Scarlett O’Hara, Gone With The Wind
Yes, this one is beautiful and knows it. We give her an exemption because beauty is a true part of who she is, and we see right away it’s only one aspect of her personality. Scarlett grows up a spoiled Southern belle and knows how to manipulate the opposite sex for her own needs. But underneath all of that is also a fierce determination to survive no matter the costs. Scarlett’s first major turning point is when Sherman is burning Atlanta, and Melanie has gone into labor. She could have run, but chooses to stay and do the right thing. She tells herself she’s doing this for her beloved Ashley, but we also see her grudging affection for ‘Melly.’

While Scarlett’s driving force is always herself, a close second is her love for Tara. One of my favorite scenes in the movie is after she’s discovered the destruction of Twelve Oaks and is frantically trying to see if Tara still stands. Finally, the clouds part, and she sees Tara. A truly poignant moment and an honest glimpse into Scarlett’s heart.
Throughout the book, she endures heartache and setbacks, and it’s only at the very end, upon Melanie’s deathbed, that Scarlett realizes she’s loved Rhett all along. It’s too late, and we feel her pain because Mitchell created such a complex, fascinating character. Readers fell in love with Scarlett despite her selfishness, and that’s one of the many aspects that make Gone With The Wind such an amazing literary work.

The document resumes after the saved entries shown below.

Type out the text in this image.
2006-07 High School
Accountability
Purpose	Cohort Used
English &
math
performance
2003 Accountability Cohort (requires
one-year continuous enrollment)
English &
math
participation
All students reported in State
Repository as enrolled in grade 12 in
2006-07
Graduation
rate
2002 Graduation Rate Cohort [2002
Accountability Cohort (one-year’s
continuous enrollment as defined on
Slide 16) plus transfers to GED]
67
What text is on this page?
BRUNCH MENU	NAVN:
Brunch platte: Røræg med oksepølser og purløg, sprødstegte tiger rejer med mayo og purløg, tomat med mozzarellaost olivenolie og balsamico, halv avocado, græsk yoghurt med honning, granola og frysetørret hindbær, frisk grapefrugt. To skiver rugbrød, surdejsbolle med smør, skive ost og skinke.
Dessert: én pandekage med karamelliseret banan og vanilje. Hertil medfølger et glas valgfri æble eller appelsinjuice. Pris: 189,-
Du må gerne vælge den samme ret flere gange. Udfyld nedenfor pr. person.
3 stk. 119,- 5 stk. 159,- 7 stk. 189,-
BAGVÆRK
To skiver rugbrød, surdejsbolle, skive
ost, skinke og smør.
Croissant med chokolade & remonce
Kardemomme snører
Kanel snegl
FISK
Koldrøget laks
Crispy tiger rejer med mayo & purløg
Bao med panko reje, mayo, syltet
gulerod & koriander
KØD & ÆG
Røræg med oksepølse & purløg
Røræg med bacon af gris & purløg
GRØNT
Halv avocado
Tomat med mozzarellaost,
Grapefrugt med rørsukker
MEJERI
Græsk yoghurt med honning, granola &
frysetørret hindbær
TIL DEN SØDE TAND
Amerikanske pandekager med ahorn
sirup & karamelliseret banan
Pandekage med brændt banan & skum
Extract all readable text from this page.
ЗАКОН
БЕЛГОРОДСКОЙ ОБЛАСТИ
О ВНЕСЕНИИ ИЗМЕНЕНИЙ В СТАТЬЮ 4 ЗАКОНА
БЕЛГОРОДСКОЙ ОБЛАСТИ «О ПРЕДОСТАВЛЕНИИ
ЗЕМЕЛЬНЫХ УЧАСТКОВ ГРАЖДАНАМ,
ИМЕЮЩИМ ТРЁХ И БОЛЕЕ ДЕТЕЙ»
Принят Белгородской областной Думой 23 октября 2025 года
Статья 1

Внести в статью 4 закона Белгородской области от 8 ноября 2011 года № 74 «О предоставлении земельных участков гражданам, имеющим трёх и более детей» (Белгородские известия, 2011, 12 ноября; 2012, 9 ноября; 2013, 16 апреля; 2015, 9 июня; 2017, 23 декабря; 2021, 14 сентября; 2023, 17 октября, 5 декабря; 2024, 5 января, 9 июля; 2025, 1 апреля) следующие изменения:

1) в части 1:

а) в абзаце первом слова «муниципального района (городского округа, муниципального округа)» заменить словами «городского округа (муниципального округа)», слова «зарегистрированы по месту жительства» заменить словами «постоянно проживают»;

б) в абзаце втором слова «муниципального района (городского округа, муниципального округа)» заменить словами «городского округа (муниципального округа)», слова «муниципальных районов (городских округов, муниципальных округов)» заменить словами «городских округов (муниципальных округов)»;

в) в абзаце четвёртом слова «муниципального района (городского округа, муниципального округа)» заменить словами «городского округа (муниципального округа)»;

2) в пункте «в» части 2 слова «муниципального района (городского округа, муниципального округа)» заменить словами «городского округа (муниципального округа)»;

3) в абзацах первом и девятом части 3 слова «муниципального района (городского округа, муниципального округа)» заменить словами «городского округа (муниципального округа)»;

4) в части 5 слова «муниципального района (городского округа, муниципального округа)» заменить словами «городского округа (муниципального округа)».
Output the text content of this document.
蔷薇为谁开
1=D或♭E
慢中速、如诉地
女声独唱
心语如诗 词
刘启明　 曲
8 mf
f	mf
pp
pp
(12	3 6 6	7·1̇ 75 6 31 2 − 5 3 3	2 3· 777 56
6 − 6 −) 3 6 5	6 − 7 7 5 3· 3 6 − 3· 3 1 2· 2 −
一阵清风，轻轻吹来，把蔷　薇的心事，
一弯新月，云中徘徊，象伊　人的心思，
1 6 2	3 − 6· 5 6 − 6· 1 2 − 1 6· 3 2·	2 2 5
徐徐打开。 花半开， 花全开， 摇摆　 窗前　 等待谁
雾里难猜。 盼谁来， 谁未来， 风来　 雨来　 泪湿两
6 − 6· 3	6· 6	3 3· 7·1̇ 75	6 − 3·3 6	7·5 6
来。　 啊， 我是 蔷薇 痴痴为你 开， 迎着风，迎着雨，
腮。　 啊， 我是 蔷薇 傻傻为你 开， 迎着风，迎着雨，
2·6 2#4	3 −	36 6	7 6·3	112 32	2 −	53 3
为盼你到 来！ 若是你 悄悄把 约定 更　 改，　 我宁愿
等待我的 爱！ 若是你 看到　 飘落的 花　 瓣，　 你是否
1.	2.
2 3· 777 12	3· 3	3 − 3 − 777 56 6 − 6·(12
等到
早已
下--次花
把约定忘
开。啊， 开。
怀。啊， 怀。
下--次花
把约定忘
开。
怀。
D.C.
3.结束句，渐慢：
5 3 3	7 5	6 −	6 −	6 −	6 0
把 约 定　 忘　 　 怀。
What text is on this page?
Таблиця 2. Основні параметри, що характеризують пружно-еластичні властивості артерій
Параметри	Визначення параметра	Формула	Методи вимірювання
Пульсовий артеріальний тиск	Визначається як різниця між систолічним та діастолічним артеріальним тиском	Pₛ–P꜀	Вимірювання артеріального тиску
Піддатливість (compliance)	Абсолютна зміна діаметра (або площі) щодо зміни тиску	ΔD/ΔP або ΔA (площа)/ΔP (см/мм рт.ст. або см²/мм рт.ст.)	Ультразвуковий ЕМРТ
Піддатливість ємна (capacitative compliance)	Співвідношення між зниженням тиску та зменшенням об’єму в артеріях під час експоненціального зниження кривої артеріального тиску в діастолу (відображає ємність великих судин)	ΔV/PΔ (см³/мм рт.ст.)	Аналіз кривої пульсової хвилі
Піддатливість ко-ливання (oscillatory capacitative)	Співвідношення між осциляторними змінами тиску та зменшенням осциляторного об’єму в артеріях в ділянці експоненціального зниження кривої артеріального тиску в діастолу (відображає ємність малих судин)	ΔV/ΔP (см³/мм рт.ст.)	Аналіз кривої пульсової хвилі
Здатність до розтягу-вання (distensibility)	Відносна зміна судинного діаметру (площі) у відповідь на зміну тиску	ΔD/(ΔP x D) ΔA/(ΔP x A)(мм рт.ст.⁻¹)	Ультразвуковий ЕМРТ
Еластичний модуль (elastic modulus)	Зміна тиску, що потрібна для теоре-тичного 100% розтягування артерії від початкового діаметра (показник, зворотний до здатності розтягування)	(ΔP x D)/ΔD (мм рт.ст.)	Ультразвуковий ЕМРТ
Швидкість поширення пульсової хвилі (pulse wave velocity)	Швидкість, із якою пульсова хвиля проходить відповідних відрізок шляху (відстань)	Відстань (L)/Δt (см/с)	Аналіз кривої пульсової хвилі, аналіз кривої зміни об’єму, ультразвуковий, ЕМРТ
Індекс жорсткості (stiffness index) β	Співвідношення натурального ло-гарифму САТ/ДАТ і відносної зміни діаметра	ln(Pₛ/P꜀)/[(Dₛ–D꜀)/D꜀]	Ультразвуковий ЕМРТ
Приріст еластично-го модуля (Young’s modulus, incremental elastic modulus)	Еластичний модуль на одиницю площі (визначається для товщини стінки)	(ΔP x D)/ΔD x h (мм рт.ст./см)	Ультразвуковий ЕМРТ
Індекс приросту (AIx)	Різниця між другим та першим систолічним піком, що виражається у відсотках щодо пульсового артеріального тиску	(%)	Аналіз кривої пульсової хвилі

Clarice Starling, The Silence of The Lambs
I’ve always loved Clarice, partly because I’ve had a lifelong fascination with the FBI and serial killers. As I read the book, I felt such envy for Clarice because she was getting to do something I’d always wanted to do and didn’t have the guts to pursue. That very quality could have made me shun her, but how could I not root for a woman trying to break through the ranks of the male-dominated FBI?

Clarice isn’t defined by her beauty but rather her intelligence and raw determination. During her interviews with Dr. Lector, we admire her poise despite her fear. And it’s through Clarice that we come to understand and even empathize with arguably one of the best antagonists in all of literature.

We learn about Clarice’s inner demons very early on – the death of her father when she was a child. She immediately earns our sympathy, and we’re even more drawn to her. But it’s the truth that Hannibal himself gleans from her, the horrible slaughtering of the lambs, that locks Clarice into our hearts. We see her worst fear, and we know she’s only allowing herself to be emotionally stripped because she’s determined to save Catherine.

By the time Clarice discovers Buffalo Bill’s home readers hearts are pounding because of our attachment to the character. She’s overcome so much, and now she must use all the knowledge given to her by Lector to save herself and Catherine. Her character arc is completed, and she has Dr. Lector to thank for it. The true genius of Silence of the Lambs is the relationship between Starling and Lector. Without each other, neither would have found peace.

Other Great Female Leads:

Susie Salmon, The Lovely Bones
Elizabeth Bennett, Pride and Prejudice
Jane Eyre, Jane Eyre
Eowyn, Lord of the Rings
Jodie Piccoult, My Sister’s Keeper and Perfect Match

What are some of your favorite female protagonists?